A subfeed lug kit and the wires behind it must be protected by a breaker.
Electrical equipment and wiring must be protected by a circuit breaker.
A subfeed lug kit is Square D's name for the thing. It fits where breakers go, but has no breaker. Since your main breaker is 200A, and a subfeed lug kit has no breaker, it means a 125A subfeed lug kit is simply not usable in your panel as nothing protects it. The only subfeed lug kit you can use is 200A.
The wires beyond the lug kit are in the same situation. They too need to be behind breaker protection. You can't protect 125A wire with a 200A breaker. So not only must you use a 200A subfeed lug kit, you must use 200A wire.
- 200A wire is 250 kcmil aluminum or 3/0 copper.
- If your entire service is 200A, rule 310.15(B)(7) kicks in, allowing 4/0 aluminum or 2/0 copper.
So to use a subfeed lug kit, a) the lug kit must be >=200A, b) the wires must be >=200A and c) the subpanel must be >=200A.
That's perfectly allowed if you want to do it.
You would need a QO2225SL subfeed lug kit, with 200A wire to a 200A subpanel.
A Load Calculation is seriously warranted here.
That is the proper and NEC-specified procedure for determining the load on a panel or service. The Load Calculation will tell you whether the house's service can support all this stuff, and how big subpanels need to be.
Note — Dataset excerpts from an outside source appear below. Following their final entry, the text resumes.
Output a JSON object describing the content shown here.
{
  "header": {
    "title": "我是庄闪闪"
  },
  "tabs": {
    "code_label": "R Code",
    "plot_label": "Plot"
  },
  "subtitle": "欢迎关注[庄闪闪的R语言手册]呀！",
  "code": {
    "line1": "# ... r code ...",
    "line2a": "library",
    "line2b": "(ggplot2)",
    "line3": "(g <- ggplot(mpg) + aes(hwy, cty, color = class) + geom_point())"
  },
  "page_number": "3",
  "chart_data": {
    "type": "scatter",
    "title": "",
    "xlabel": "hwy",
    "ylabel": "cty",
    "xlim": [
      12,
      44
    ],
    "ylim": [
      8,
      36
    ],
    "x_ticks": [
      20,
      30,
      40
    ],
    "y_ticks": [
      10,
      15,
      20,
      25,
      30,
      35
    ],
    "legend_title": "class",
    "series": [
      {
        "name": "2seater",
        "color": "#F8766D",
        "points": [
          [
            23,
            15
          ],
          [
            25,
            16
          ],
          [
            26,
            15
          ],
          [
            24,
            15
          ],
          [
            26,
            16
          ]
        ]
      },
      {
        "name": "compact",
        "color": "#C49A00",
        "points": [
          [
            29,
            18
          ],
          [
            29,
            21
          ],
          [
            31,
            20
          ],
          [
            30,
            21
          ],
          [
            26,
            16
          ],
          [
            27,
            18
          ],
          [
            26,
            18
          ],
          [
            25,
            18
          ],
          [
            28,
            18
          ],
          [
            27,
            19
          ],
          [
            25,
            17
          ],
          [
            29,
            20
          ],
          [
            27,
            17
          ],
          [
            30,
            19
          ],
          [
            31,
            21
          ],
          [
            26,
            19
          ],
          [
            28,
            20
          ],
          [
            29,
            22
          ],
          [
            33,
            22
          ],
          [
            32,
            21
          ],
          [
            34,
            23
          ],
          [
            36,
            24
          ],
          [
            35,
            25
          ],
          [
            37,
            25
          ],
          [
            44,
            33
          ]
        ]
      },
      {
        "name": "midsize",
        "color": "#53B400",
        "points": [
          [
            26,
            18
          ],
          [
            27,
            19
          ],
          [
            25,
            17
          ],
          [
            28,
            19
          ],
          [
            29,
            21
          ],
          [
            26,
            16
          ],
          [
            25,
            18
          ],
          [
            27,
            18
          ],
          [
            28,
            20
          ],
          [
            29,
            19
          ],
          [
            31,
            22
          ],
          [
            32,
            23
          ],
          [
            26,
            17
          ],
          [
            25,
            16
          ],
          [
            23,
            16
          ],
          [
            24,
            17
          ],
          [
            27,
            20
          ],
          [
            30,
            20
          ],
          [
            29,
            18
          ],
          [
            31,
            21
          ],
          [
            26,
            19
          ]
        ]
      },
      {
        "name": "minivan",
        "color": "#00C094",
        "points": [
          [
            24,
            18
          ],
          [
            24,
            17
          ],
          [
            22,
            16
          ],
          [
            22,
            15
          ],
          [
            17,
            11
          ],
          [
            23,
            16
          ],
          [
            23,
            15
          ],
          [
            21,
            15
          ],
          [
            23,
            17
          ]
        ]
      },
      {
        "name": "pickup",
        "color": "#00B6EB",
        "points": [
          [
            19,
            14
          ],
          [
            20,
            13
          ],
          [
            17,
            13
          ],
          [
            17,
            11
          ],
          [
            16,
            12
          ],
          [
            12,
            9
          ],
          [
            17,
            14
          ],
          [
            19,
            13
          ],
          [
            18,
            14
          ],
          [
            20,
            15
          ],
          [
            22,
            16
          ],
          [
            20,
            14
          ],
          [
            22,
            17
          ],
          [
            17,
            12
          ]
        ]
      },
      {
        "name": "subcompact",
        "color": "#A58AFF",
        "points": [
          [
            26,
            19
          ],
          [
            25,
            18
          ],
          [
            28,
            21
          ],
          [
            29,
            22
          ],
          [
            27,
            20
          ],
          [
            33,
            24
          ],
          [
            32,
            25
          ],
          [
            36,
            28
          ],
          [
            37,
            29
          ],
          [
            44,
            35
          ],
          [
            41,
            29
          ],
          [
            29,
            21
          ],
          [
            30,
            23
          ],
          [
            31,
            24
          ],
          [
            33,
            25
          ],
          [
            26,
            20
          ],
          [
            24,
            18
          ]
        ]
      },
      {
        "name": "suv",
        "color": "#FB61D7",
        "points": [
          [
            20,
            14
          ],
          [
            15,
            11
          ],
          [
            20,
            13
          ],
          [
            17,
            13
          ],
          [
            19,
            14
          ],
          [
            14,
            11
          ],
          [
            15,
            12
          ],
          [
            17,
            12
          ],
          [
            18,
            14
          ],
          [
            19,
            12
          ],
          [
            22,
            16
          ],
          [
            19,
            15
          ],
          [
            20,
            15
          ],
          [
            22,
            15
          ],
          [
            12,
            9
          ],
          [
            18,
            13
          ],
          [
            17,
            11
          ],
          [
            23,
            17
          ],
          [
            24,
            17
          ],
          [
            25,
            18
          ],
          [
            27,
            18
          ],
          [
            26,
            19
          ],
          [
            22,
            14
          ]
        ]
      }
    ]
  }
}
Electric Vehicle charging is adjustable. So if your Load Calculation won't support 80A, you can simply change the commissioning settings on the EVSE to set the current you have available. EV charging is actually pretty sophisticated, and they've thought of everything.
There is even a way for multiple EVs to share a single current allocation, called "Share2". It dynamically allocates current according to the EVs' needs and abilities. You implement this feature by choosing EVSE's designed to work with each other via Share2.
What I would do
I'm OK with bring 200A to the sub, but the cost of the QO2225SL subfeed lug will be prohibitive.
I think I would run 2/0 aluminum wire (135A) which is the largest wire that will fit on a "QO" 80A through 125A breaker. I'd use the smallest breaker that will do the job for now, since cost is a concern. The larger wire will allow upgrading the capacity later simply by enlarging the breaker. The largest readily available QO breaker is 125A.
If cost was no object or if distance was very short, I'd run 2/0 copper, which is 175A and could actually carry an entire 200A service due to 310.15(B)(7).
I already have the HL panel mounted to the wall.
Don't get swept into the "fallacy of sunk costs", trying to force a wrong thing to work merely because you already own it. Forgive yourself the error of "buying before researching", and get the item that's right for you.
The #1 priority when selecting a subpanel is breaker spaces. Of course, the "thrifty gene" motivates us to "think cheap" and try to chintz out as much as possible, e.g. using the most el-cheapo panel on the market, HOMeline. That's a mistake. Spaces are actually cheap, the cost diff to a "plenty of spaces" panel is pretty minimal. And running out of spaces is very costly.
HOM and QO are 100% incompatible and share nothing except enclosures. So "staying with Square D brand" does you absolutely nothing unless you stay with QO, which is a costly (but quite good) industrial-tier panel.